Apesar de não terem o faro mais apurado do mundo canino — estudos indicam que os Pastores Alemães possuem um olfato inferior até ao dos Pugs —, estes cães são a escolha preferida das forças policiais globais. A razão? Inteligência, versatilidade e capacidade de treino.
“Os Pastores Alemães são conhecidos por sua inteligência e vontade de aprender. Isso os torna incrivelmente fáceis de treinar, algo crucial para o trabalho policial”, explica o Colégio de Treinadores de Cães dos EUA. Durante o treino, aprendem obediência, rastreio e deteção de substâncias, respondendo rapidamente a comandos complexos, habilidades que os tornam indispensáveis em operações de alto risco.
‘Sombra’: uma especialista em farejar drogas
Embora não rivalizem com pugs ou bloodhounds em termos de faro puro, os Pastores Alemães possuem um olfato suficiente para farejar drogas e explosivos. Mas ‘Sombra’ ia muito além. O polícia José Rojas, o seu treinador, afirma: “O olfato dela é muito superior ao de outros cães.”
‘Sombra’ esteve envolvida em apreensões impressionantes: detetou quase 3 toneladas de cocaína escondidas em caixas de bananas, prestes a ser enviadas para a Europa. A cadela participou de mais de 245 prisões relacionadas com drogas nos aeroportos da Colômbia e, enquanto estava em serviço na cidade costeira de Turbo, encontrou mais 4,5 toneladas de cocaína.
A notoriedade da cadela fez com que o Clã do Golfo oferecesse uma recompensa de 7.000 dólares pela sua captura — algo quase inédito no mundo do crime organizado.

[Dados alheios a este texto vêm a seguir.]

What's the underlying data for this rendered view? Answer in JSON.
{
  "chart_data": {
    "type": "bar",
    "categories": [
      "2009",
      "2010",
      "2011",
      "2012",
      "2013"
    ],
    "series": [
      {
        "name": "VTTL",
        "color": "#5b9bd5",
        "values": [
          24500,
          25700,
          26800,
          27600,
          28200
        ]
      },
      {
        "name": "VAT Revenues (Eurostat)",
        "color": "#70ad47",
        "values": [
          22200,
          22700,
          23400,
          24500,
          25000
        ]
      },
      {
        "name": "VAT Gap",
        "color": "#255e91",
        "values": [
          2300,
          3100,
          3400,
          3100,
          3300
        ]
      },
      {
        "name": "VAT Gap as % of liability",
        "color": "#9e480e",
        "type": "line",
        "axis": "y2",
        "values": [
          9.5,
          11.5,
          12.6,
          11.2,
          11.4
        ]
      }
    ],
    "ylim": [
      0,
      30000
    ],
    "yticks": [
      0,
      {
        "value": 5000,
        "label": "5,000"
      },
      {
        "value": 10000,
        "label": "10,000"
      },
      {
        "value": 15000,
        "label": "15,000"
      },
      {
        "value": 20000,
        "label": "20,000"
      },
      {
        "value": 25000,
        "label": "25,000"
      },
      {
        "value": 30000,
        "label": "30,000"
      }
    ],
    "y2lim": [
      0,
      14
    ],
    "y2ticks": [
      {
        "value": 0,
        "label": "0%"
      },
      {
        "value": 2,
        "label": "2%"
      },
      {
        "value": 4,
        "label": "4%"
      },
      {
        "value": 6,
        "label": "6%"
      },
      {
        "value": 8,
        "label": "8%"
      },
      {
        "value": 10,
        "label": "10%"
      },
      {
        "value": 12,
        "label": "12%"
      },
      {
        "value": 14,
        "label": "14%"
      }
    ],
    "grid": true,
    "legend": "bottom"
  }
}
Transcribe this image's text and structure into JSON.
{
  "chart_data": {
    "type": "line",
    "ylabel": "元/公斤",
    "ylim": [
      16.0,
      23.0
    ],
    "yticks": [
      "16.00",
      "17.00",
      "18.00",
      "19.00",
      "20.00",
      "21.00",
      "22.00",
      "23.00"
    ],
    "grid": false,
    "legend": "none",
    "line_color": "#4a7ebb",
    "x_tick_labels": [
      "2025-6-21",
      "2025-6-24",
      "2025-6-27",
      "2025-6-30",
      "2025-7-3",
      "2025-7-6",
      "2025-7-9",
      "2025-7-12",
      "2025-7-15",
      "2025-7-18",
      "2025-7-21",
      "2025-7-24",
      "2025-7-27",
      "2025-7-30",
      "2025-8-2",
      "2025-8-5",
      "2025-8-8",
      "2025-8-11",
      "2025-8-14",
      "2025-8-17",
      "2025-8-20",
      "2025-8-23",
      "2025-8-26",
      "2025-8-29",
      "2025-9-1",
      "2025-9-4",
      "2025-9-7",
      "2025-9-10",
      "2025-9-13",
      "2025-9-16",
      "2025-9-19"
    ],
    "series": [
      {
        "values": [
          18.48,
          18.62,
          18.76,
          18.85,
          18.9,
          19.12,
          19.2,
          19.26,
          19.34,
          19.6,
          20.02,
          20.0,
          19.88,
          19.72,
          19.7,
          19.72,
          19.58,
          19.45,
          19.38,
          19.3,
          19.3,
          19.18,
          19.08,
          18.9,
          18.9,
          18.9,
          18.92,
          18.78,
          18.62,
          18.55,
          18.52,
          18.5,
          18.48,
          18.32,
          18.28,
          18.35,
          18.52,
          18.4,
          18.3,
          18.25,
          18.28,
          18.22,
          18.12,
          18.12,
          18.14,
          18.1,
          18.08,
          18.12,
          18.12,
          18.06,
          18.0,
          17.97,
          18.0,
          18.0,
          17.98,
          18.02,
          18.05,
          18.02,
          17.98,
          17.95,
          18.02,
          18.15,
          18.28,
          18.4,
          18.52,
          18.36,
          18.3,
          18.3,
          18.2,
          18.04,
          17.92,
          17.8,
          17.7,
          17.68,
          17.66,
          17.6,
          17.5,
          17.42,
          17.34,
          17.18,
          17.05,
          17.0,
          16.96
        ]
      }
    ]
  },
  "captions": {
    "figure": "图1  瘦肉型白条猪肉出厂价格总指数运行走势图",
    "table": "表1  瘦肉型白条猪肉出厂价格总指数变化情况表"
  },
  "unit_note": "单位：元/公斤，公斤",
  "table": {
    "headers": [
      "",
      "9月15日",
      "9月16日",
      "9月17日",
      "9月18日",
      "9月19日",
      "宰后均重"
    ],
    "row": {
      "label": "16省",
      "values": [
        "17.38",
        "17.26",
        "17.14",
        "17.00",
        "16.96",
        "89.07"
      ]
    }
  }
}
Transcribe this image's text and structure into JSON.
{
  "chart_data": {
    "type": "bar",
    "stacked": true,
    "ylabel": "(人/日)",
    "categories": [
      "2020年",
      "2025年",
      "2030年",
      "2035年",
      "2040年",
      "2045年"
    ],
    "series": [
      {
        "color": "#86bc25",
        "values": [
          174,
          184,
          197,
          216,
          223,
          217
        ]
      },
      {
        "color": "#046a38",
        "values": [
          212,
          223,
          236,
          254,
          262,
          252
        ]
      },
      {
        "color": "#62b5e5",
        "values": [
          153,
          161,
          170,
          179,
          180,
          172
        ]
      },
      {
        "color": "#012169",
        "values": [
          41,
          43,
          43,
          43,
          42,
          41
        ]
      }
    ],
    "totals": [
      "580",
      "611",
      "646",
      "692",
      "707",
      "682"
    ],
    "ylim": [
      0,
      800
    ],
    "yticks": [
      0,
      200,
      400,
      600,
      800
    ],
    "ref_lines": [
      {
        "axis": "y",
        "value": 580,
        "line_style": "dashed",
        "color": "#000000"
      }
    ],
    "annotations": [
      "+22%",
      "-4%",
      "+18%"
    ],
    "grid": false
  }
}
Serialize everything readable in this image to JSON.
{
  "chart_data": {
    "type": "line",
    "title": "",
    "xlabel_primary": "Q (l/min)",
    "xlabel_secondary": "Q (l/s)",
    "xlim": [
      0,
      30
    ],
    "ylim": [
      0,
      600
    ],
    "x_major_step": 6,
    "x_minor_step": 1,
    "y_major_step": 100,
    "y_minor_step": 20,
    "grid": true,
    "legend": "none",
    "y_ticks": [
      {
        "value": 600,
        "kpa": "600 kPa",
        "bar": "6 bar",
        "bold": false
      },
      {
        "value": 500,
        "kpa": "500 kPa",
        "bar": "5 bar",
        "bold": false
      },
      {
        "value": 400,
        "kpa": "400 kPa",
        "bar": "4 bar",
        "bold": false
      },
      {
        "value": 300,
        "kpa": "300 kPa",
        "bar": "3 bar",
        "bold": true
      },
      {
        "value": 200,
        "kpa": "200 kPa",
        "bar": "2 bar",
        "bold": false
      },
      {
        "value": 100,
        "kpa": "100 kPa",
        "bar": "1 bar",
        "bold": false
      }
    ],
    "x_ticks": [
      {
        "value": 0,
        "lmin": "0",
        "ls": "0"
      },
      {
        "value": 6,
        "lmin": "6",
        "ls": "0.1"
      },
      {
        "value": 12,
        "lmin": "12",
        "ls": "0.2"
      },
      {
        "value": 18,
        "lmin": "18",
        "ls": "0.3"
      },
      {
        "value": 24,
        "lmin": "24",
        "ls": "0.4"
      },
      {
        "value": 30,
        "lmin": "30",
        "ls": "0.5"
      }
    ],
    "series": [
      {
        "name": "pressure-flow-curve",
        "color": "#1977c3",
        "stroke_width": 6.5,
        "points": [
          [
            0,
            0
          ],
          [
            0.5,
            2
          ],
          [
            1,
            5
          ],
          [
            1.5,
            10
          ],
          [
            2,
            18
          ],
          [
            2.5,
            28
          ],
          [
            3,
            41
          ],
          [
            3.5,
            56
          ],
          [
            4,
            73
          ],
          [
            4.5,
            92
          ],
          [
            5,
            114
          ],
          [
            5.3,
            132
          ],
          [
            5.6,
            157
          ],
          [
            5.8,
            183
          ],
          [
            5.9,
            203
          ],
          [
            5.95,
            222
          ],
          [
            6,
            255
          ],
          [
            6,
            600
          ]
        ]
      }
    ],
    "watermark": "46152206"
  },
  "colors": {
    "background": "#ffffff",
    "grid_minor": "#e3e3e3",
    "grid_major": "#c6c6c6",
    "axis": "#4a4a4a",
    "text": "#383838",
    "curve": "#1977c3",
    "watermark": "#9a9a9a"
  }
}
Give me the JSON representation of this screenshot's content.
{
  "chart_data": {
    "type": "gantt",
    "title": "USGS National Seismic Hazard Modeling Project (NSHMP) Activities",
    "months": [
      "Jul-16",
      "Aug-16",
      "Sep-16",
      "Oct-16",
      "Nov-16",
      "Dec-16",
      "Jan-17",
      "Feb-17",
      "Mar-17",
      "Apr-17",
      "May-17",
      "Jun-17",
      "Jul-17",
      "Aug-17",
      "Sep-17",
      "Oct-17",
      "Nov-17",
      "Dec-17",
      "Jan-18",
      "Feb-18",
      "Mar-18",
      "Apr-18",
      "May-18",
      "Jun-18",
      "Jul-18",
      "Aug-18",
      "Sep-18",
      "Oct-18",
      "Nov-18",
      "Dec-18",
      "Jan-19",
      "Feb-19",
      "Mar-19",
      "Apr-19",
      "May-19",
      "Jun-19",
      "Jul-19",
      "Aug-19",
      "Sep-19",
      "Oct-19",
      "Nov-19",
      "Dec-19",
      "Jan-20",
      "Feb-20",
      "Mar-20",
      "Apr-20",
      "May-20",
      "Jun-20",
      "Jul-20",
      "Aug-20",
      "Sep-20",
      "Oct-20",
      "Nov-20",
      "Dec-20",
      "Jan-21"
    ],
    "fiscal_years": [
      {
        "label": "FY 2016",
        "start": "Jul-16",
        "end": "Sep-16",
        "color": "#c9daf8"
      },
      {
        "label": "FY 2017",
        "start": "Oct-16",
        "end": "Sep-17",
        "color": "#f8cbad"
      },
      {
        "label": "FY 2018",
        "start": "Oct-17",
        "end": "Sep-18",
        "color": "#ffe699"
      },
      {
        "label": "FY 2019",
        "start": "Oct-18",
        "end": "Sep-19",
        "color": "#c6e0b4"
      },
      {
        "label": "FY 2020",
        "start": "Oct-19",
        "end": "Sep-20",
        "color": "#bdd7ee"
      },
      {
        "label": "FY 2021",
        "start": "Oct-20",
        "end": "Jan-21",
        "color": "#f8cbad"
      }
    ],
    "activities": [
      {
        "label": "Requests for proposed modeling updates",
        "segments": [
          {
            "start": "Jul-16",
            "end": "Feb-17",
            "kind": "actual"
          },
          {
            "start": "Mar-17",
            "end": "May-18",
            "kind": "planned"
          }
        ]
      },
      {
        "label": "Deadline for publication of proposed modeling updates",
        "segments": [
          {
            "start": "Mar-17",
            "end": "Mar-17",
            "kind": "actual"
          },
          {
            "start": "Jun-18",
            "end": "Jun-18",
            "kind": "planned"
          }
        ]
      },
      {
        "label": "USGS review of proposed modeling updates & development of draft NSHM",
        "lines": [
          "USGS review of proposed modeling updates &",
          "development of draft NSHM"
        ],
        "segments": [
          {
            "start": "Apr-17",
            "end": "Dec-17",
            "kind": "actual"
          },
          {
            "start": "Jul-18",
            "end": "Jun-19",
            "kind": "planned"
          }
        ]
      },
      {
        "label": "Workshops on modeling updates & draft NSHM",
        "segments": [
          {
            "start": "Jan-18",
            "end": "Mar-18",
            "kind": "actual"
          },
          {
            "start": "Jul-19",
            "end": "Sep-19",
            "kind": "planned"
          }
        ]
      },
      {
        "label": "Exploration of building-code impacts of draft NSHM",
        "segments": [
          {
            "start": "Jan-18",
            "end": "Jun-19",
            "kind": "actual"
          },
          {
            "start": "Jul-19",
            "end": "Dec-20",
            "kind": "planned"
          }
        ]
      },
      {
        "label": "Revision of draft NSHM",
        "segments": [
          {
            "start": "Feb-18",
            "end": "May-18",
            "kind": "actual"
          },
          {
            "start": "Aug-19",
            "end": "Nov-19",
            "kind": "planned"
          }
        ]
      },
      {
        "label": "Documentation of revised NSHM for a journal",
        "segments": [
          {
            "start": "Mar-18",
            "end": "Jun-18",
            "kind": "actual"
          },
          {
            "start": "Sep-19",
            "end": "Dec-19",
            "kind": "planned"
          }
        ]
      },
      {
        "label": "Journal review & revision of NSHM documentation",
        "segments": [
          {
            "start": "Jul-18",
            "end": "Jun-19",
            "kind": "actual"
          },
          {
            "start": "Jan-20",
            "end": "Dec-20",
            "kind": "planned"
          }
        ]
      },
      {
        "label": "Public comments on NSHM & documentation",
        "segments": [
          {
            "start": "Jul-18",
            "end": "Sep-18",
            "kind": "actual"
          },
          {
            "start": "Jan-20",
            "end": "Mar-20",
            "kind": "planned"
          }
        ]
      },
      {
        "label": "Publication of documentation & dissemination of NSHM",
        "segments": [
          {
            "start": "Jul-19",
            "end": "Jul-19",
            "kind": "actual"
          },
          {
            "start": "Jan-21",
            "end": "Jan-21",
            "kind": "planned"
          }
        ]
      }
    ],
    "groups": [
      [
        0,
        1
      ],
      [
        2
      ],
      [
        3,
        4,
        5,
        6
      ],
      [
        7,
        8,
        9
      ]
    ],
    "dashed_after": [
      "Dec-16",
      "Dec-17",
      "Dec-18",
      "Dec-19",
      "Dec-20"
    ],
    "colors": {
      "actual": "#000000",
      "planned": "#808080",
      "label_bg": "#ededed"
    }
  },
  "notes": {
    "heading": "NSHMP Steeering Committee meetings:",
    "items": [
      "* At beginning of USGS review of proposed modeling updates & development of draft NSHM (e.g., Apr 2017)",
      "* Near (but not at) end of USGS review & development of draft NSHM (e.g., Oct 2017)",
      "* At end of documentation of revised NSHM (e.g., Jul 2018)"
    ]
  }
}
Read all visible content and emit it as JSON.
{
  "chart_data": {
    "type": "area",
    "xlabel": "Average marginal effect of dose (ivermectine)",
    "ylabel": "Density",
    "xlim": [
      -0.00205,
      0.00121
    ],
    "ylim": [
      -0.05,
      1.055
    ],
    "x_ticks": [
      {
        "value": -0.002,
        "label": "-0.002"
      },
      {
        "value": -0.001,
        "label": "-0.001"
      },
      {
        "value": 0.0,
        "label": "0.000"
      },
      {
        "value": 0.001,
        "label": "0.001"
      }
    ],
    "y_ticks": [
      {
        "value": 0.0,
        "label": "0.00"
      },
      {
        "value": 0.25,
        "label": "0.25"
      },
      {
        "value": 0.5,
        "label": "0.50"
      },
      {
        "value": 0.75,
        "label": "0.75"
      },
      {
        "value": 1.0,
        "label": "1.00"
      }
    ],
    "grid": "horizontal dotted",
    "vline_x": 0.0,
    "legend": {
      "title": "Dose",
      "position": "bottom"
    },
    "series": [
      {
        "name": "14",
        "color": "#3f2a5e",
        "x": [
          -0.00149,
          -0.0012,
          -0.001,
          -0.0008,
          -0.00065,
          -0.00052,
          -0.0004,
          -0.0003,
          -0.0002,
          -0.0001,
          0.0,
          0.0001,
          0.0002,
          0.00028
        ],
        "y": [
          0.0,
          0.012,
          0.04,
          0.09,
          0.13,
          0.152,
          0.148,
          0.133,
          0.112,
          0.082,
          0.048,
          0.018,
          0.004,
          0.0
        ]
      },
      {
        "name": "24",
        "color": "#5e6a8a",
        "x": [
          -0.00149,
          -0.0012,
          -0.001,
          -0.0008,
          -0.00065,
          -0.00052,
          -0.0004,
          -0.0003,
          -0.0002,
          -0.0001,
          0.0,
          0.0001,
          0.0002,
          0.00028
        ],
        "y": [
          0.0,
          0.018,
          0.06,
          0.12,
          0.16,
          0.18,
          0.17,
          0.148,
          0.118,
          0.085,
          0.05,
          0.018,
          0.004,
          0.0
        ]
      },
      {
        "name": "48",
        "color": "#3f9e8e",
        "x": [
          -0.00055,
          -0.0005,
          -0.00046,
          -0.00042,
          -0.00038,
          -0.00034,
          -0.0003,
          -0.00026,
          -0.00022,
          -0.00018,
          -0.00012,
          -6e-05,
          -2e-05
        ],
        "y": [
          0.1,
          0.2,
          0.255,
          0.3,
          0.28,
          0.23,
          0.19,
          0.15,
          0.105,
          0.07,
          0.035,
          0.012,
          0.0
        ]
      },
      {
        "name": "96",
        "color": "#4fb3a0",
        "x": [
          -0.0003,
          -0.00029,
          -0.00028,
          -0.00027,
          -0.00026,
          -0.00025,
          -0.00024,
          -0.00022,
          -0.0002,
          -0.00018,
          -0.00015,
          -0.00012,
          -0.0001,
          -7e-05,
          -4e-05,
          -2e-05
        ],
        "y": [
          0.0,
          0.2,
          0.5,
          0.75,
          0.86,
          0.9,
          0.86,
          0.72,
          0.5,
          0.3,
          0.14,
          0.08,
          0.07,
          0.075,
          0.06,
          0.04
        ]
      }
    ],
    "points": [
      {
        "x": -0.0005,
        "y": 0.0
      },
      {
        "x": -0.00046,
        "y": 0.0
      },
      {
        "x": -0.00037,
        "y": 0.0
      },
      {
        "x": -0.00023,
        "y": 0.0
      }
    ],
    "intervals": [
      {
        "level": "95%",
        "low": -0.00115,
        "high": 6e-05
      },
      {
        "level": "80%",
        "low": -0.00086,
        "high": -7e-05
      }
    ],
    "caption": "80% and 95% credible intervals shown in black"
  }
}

Para a sua segurança, a polícia precisou realocá-la do seu trabalho habitual para o Aeroporto Internacional El Dorado, em Bogotá, mantendo-a protegida por agentes adicionais, mas ainda ativa no combate ao tráfico.
‘Sombra’ continuou a servir com dedicação, mesmo sob ameaça, e esperava-se que continuasse a trabalhar por mais dois anos antes de se aposentar, consolidando-se como uma das mais eficazes e corajosas heroínas de quatro patas da história policial.